La notion d'orientation s'avère trompeuse, car elle sépare l'attirance sexuelle des concepts d'identité sexuelle, de genre et d'expression, les dissociant catégoriquement. Elle réduit l'identité de genre d'une personne à une question secondaire de comportement vertueux. Cependant, du point de vue de l'identité personnelle : (1) l’identité de genre (y compris l’attirance) « ne peut pas être dissociée de l'identité d'une personne, pas plus qu'une croyance ne peut déterminer entièrement une personne ». Sans son identité de genre, la personne ne serait pas elle-même. (2) De plus, « l'identité d'une personne ne se limite pas à son monde intérieur, mais se manifeste également dans la manière dont elle est perçue et identifiée par les autres. L'identité personnelle intrinsèque et l'identification sociale sont étroitement liées, formant une relation de résonance indissoluble. Dans les deux cas – qu'il s'agisse de l'orientation sexuelle ou de l'identité religieuse – la dimension sociale est constitutive de l'identité personnelle ». Cependant, l'erreur des partisans religieux de la conversion ne se limite pas à contester simplement l'identité sexuelle d'une personne, mais également à remettre en question son identité religieuse en tant que croyant. Quelle est cette foi lamentable qui refuse de concevoir que le Christ peut habiter naturellement en toute personne, qu'elle soit gay, lesbienne, trans*, ou de toute autre identité de genre ou d'orientation sexuelle ? Pourquoi un langage religieux qui prône si ostensiblement l'amour reste-t-il muet précisément là où les sentiments et les émotions s'expriment le plus directement et avec la plus grande intimité et tendresse ? Pourquoi la dévotion, que l'amour chrétien devrait incarner avec une profondeur particulière, se laisse-t-elle entraîner dans une moralité étroite et hypocrite ?

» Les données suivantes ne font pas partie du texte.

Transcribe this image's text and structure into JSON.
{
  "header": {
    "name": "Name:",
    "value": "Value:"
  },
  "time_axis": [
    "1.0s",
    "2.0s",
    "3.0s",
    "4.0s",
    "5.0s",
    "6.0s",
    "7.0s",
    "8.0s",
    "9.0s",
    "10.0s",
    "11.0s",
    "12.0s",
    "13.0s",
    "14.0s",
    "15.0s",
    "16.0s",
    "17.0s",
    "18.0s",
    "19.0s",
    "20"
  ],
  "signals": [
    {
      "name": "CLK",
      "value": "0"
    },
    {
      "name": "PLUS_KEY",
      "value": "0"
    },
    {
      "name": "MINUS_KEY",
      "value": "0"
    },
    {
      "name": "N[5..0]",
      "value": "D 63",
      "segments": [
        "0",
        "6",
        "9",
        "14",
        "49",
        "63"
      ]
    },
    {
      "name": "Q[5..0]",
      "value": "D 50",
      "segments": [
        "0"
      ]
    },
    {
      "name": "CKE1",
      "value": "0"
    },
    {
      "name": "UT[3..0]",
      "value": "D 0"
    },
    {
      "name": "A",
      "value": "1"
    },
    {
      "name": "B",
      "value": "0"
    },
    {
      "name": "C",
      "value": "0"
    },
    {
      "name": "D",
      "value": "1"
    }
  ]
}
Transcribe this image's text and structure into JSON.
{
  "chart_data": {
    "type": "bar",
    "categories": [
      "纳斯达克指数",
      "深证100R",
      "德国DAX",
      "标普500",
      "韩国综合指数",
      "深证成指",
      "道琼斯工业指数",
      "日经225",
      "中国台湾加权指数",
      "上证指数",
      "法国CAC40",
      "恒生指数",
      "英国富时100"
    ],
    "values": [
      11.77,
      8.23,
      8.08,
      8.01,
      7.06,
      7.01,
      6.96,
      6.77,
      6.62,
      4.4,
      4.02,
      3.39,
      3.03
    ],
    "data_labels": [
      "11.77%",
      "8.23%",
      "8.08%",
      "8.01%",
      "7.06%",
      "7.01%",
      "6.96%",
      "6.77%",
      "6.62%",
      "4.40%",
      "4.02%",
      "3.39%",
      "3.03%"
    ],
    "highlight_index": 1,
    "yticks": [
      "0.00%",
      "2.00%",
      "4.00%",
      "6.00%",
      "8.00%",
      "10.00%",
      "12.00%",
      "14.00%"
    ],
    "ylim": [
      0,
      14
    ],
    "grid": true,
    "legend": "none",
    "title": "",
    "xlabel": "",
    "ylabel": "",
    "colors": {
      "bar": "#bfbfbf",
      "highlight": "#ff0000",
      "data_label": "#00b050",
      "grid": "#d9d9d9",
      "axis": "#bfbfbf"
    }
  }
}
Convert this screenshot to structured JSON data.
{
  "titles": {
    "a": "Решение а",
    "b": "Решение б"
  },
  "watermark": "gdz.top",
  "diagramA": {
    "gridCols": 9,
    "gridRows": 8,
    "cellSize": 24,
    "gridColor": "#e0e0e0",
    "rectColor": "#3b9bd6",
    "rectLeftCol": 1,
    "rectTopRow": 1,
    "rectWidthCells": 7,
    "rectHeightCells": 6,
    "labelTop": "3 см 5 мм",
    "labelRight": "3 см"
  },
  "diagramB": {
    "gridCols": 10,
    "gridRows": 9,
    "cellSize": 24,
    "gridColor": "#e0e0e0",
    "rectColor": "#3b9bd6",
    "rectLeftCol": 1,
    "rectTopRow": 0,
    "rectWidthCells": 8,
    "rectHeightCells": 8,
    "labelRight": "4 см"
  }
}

En réalité, une perspective chrétienne, formée dans la tradition théologique paulinienne, ne devrait pas être surprise par la pluralité et la diversité des formes de vie humaines. L'irritation provient du fait que la théologie a évité, tel le diable fuyant l'eau bénite, d'aborder la question de ce que signifie pour l'identité sexuelle le fait que ce ne soit plus moi, mais le Christ qui vit en moi (Gal 2,20). La défense d'une morale cis-hétéronormative par le biais d'endoctrinement, de stigmatisation et de la déformation violente de la personnalité d'enfants et d'adolescents mineurs, ainsi que d'adultes, constitue précisément ce que la Bible qualifie d'idolâtrie. L'orientation sexuelle n'est pas une conviction religieuse, car ces deux catégories réduisent l'identité sexuelle et religieuse à un aspect secondaire. En revanche, une foi qui influence l'ensemble de la vie ne peut exister que si l'identité religieuse et l'identité de genre sont indissociables chez le croyant.